Timing : ne pas rater le virage du numérique


  • 31 mars 2019 : date butoir des inscriptions aux ECNi
    Chaque candidat doit s’inscrire sur le site du Centre national de gestion des praticiens hospitaliers, qui organise les concours pour les étudiants en santé.
  • 17 au 19 juin : déroulé des épreuves (avec épreuves de secours les 20 et 21 juin)
    Elles se passent aujourd’hui sur des iPads, tous les étudiants sont donc obligés de se présenter pour le démarrage technique le lundi 17 juin à 11h. Au total cinq épreuves :
    • 1ère épreuve (DCP 1 à 6) : lundi 17 juin après-midi 14-17 heures
    • 2ème épreuve (QI) : mardi 18 juin matin 9-12 heures
    • 3ème épreuve (DCP 7 à 12) : mardi 18 juin après-midi 14-17 heures
    • 4ème épreuve (LCA) : mercredi 19 juin matin 9-12 heures
    • 5ème épreuve (DCP 13 à 18) : mercredi 19 juin après-midi 14-17 heures
  • Fin juin : résultats (le 27 juin en 2018)
    L’instauration des tablettes facilitant le travail de correction, les étudiants n’ont plus à attendre fin juillet pour connaître leurs résultats.
  • Fin juillet : publication au Journal officiel des rangs de classement (le 24 juillet en 2018)
    Ce rang va déterminer le choix de poste en fonction des places offertes dans les différentes régions.
  • Du 1er août au 2 septembre inclus : simulation des choix de postes
    C’est là que le suspens commence. Chaque candidat se connecte sur l’outil CELINE, un amphi virtuel créé par le CNG (Centre national de gestion), qui leur permet d’évaluer leurs chances d’obtenir tel ou tel poste à tel endroit en fonction de leur rang de classement. L’ouverture des choix se fait en fonction des rangs suivant une procédure hebdomadaire. Mieux vaut être particulièrement vigilant pour pouvoir modifier ses choix en fonction de ceux des autres qui s’affichent sur la plateforme CELINE.
  • Du 3 au 26 septembre inclus : choix définitifs
    Dernière ligne droite pour décider des choix et les modifier après les résultats de la simulation.
  • 4 novembre : prise de fonction des internes en stage

Les ECNi et après ?

Chaque année, c’est la même attente du classement des spécialités les plus prisées et de celui des meilleures facultés de médecine… Pour autant, on constate que les meilleurs étudiants ne prennent plus forcément la spécialité dite la plus attractive en termes de prestige et de rémunération et que les gros CHU des métropoles n’attirent plus autant les internes qui, de plus en plus, privilégient un cadre de vie à une notoriété universitaire. 

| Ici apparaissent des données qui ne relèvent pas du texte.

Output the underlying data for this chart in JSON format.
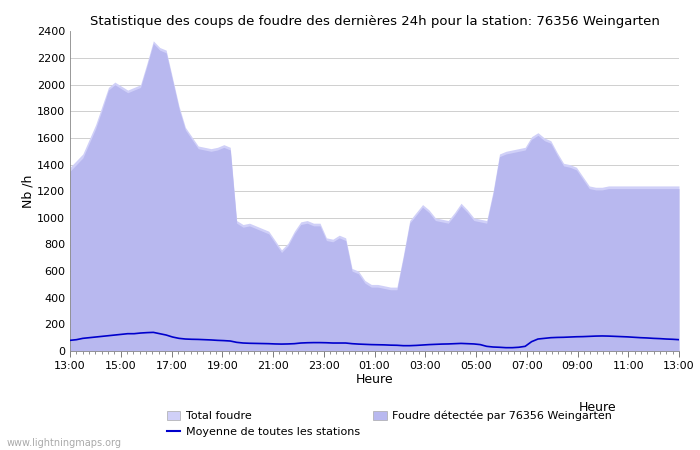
{
  "title": "Statistique des coups de foudre des dernières 24h pour la station: 76356 Weingarten",
  "xlabel": "Heure",
  "ylabel": "Nb /h",
  "ylim": [
    0,
    2400
  ],
  "yticks": [
    0,
    200,
    400,
    600,
    800,
    1000,
    1200,
    1400,
    1600,
    1800,
    2000,
    2200,
    2400
  ],
  "xtick_labels": [
    "13:00",
    "15:00",
    "17:00",
    "19:00",
    "21:00",
    "23:00",
    "01:00",
    "03:00",
    "05:00",
    "07:00",
    "09:00",
    "11:00",
    "13:00"
  ],
  "watermark": "www.lightningmaps.org",
  "total_foudre_color": "#d0d0f8",
  "detected_foudre_color": "#b8b8ef",
  "moyenne_color": "#0000cc",
  "total_foudre": [
    1380,
    1430,
    1480,
    1590,
    1700,
    1840,
    1980,
    2020,
    1990,
    1960,
    1980,
    2000,
    2160,
    2330,
    2280,
    2260,
    2050,
    1840,
    1680,
    1610,
    1540,
    1530,
    1520,
    1530,
    1550,
    1530,
    980,
    950,
    960,
    940,
    920,
    900,
    830,
    760,
    810,
    900,
    970,
    980,
    960,
    960,
    850,
    840,
    870,
    850,
    620,
    600,
    530,
    500,
    500,
    490,
    480,
    480,
    720,
    980,
    1040,
    1100,
    1060,
    1000,
    990,
    980,
    1040,
    1110,
    1060,
    1000,
    990,
    980,
    1200,
    1480,
    1500,
    1510,
    1520,
    1530,
    1610,
    1640,
    1600,
    1580,
    1490,
    1410,
    1400,
    1380,
    1310,
    1240,
    1230,
    1230,
    1240,
    1240,
    1240,
    1240,
    1240,
    1240,
    1240,
    1240,
    1240,
    1240,
    1240,
    1240
  ],
  "detected_foudre": [
    1350,
    1400,
    1450,
    1560,
    1670,
    1810,
    1960,
    2000,
    1970,
    1940,
    1960,
    1980,
    2140,
    2310,
    2260,
    2240,
    2030,
    1820,
    1660,
    1590,
    1520,
    1510,
    1500,
    1510,
    1530,
    1510,
    960,
    930,
    940,
    920,
    900,
    880,
    810,
    740,
    790,
    880,
    950,
    960,
    940,
    940,
    830,
    820,
    850,
    830,
    600,
    580,
    510,
    480,
    480,
    470,
    460,
    460,
    700,
    960,
    1020,
    1080,
    1040,
    980,
    970,
    960,
    1020,
    1090,
    1040,
    980,
    970,
    960,
    1180,
    1460,
    1480,
    1490,
    1500,
    1510,
    1590,
    1620,
    1580,
    1560,
    1470,
    1390,
    1380,
    1360,
    1290,
    1220,
    1210,
    1210,
    1220,
    1220,
    1220,
    1220,
    1220,
    1220,
    1220,
    1220,
    1220,
    1220,
    1220,
    1220
  ],
  "moyenne": [
    80,
    85,
    95,
    100,
    105,
    110,
    115,
    120,
    125,
    130,
    130,
    135,
    138,
    140,
    130,
    120,
    105,
    95,
    90,
    88,
    87,
    85,
    83,
    80,
    78,
    75,
    65,
    60,
    58,
    57,
    56,
    55,
    53,
    52,
    53,
    55,
    60,
    62,
    63,
    63,
    62,
    60,
    60,
    60,
    55,
    52,
    50,
    48,
    47,
    46,
    44,
    43,
    40,
    40,
    42,
    45,
    48,
    50,
    52,
    53,
    55,
    57,
    55,
    53,
    48,
    35,
    30,
    28,
    25,
    25,
    28,
    35,
    70,
    90,
    95,
    100,
    102,
    103,
    105,
    107,
    108,
    110,
    112,
    113,
    112,
    110,
    108,
    106,
    103,
    100,
    98,
    95,
    93,
    90,
    88,
    85
  ],
  "n_ticks_minor": 48
}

Avec la réforme annoncée des ECNi et surtout la mise en place et le démarrage de l’université virtuelle, nul doute que le panorama des futurs internes en France va changer dans les prochaines années. Il n’y aura plus de suprématie entre grands et petits centres de formation. En effet, tous les futurs professionnels de santé peuvent désormais accéder à la plateforme SIDES qui met en commun toutes les ressources des cours de 3ème cycle (44 DES) des 34 facultés de médecine françaises. 40 000 internes sont concernés.